Le proposte di confcommercio per superare la crisi della manodopera
Carlo Sangalli, presidente di Confcommercio, ha commentato l’allarme sulla carenza di lavoratori evidenziando che “colmare il divario tra domanda e offerta non è solo un’urgenza, ma un passo necessario per la crescita del Paese.” Sangalli punta a politiche specifiche che puntino a incrementare il tasso di occupazione delle fasce più giovani della popolazione e delle donne, due categorie fino ad oggi sotto sfruttate in molti comparti del mercato del lavoro.
Quattro pilastri della strategia
Al centro della strategia proposta ci sono quattro indirizzi precisi. Prima di tutto, si evidenzia la necessità di mettere mano a politiche demografiche e familiari per incentivare una maggiore partecipazione al lavoro. Poi, si sottolinea l’importanza di un’azione mirata per migliorare le competenze dei lavoratori, tramite formazione e aggiornamento professionale. Sangalli indica anche la valenza fondamentale di una contrattazione collettiva che sia rappresentativa e condivisa da tutti gli attori del mercato del lavoro. Infine, la proposta include la programmazione di flussi migratori che possano integrare le carenze del mercato domestico.
Queste linee d’intervento rispondono a un quadro complesso, ma necessario per invertire una tendenza preoccupante. Senza un sistema che sappia gestire domanda e offerta in modo più efficace, i settori come commercio o ristorazione rischiano di perdere competitività. Le politiche di sostegno devono guardare anche all’inclusione e all’equilibrio tra vita lavorativa e personale per attirare chi oggi resta fuori dal mercato.

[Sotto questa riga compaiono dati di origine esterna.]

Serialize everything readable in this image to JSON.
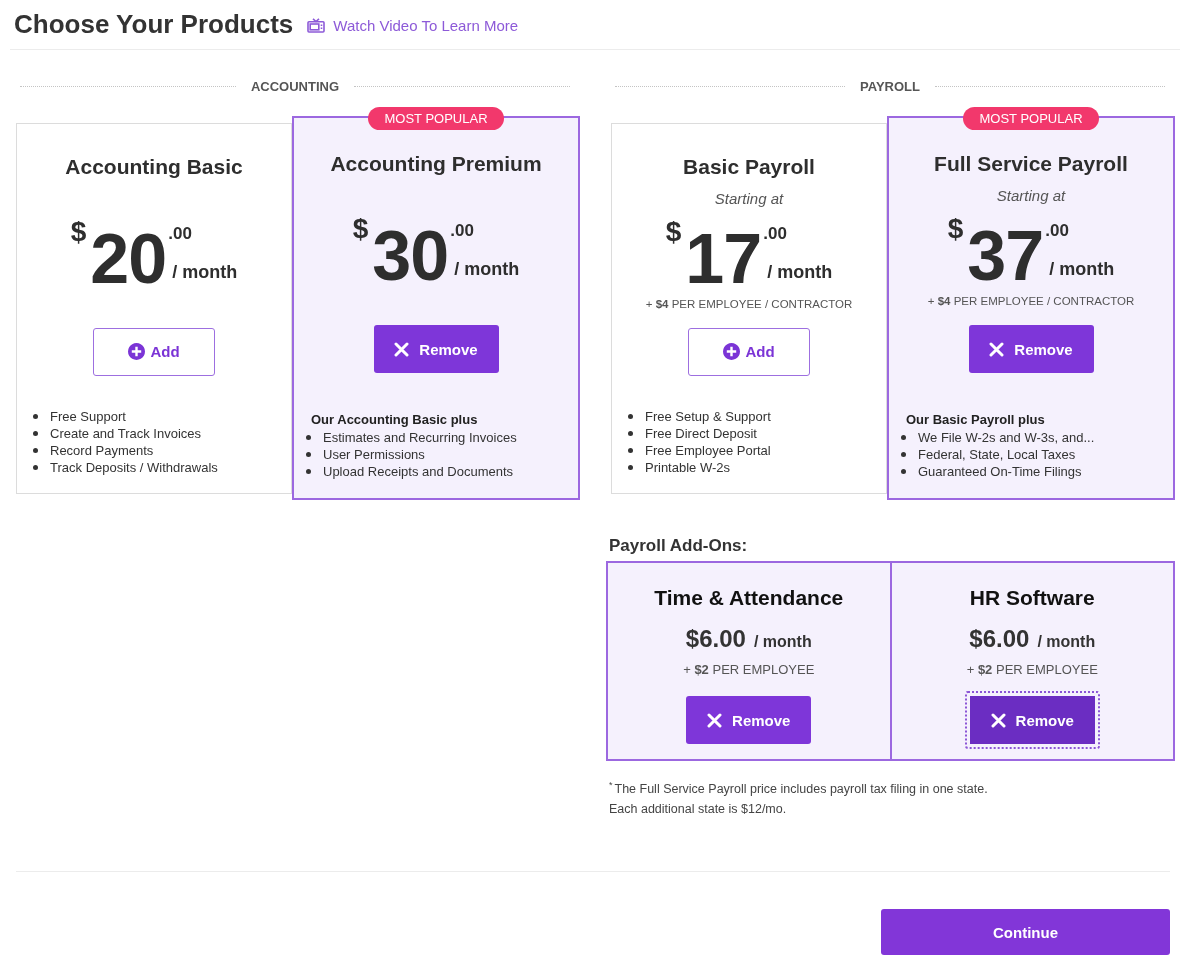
{
  "header": {
    "title": "Choose Your Products",
    "video_link": "Watch Video To Learn More"
  },
  "sections": [
    {
      "label": "ACCOUNTING",
      "plans": [
        {
          "name": "Accounting Basic",
          "selected": false,
          "price": {
            "currency": "$",
            "amount": "20",
            "cents": ".00",
            "period": "/ month"
          },
          "button": "Add",
          "features": [
            "Free Support",
            "Create and Track Invoices",
            "Record Payments",
            "Track Deposits / Withdrawals"
          ]
        },
        {
          "name": "Accounting Premium",
          "selected": true,
          "badge": "MOST POPULAR",
          "price": {
            "currency": "$",
            "amount": "30",
            "cents": ".00",
            "period": "/ month"
          },
          "button": "Remove",
          "features_heading": "Our Accounting Basic plus",
          "features": [
            "Estimates and Recurring Invoices",
            "User Permissions",
            "Upload Receipts and Documents"
          ]
        }
      ]
    },
    {
      "label": "PAYROLL",
      "plans": [
        {
          "name": "Basic Payroll",
          "selected": false,
          "subtitle": "Starting at",
          "price": {
            "currency": "$",
            "amount": "17",
            "cents": ".00",
            "period": "/ month"
          },
          "extra": "+ **$4** PER EMPLOYEE / CONTRACTOR",
          "button": "Add",
          "features": [
            "Free Setup & Support",
            "Free Direct Deposit",
            "Free Employee Portal",
            "Printable W-2s"
          ]
        },
        {
          "name": "Full Service Payroll",
          "selected": true,
          "badge": "MOST POPULAR",
          "subtitle": "Starting at",
          "price": {
            "currency": "$",
            "amount": "37",
            "cents": ".00",
            "period": "/ month"
          },
          "extra": "+ **$4** PER EMPLOYEE / CONTRACTOR",
          "button": "Remove",
          "features_heading": "Our Basic Payroll plus",
          "features": [
            "We File W-2s and W-3s, and...",
            "Federal, State, Local Taxes",
            "Guaranteed On-Time Filings"
          ]
        }
      ],
      "addons": {
        "title": "Payroll Add-Ons:",
        "items": [
          {
            "name": "Time & Attendance",
            "selected": true,
            "price": "$6.00",
            "period": "/ month",
            "extra": "+ **$2** PER EMPLOYEE",
            "button": "Remove",
            "focused": false
          },
          {
            "name": "HR Software",
            "selected": true,
            "price": "$6.00",
            "period": "/ month",
            "extra": "+ **$2** PER EMPLOYEE",
            "button": "Remove",
            "focused": true
          }
        ],
        "footnote": [
          "$^{*}$The Full Service Payroll price includes payroll tax filing in one state.",
          "Each additional state is $12/mo."
        ]
      }
    }
  ],
  "continue_button": "Continue"
}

Le figure professionali più scarse nel terziario e le loro implicazioni
Tra le categorie di lavoratori più difficili da trovare ci sono quelle che richiedono competenze tecniche precise, come i macellai o i gastronomi. Questi professionisti non solo gestiscono il prodotto ma ne garantiscono la qualità e la sicurezza alimentare, fattori cruciali per i ristoratori e i negozi di alimentari. Mancanze in questo ambito possono influire sulla reputazione e sul fatturato.
I camerieri di sala, i barman, i cuochi e i pizzaioli rappresentano invece il cuore del servizio diretto al cliente in ristoranti e bar. La carenza crea problemi nel coprire turni, nell’offrire un servizio puntuale e di qualità. Con un settore turistico che continua a richiedere standard elevati, la mancanza di queste figure crea vuoti difficili da colmare soprattutto nella stagionalità.
Importanza del personale per la pulizia e il riassetto camere
Il lavoro legato alla pulizia e al riassetto delle camere negli alloggi è un altro tassello essenziale. Personale insufficiente in questo ambito può tradursi in ritardi e fragilità organizzative, con effetti tangibili sull’esperienza degli ospiti. Qui si nota anche una difficoltà nell’attrarre forza lavoro, in parte legata a condizioni spesso poco apprezzate.
Sono settori dove l’esperienza e la specializzazione fanno la differenza e non si possono sostituire con figure generiche. La formazione pratica continua e la valorizzazione di questi mestieri potrebbero aiutare a chiudere il gap, ma serve un impegno concreto da parte di istituzioni e imprese per costruire percorsi di carriera chiari e attrattivi.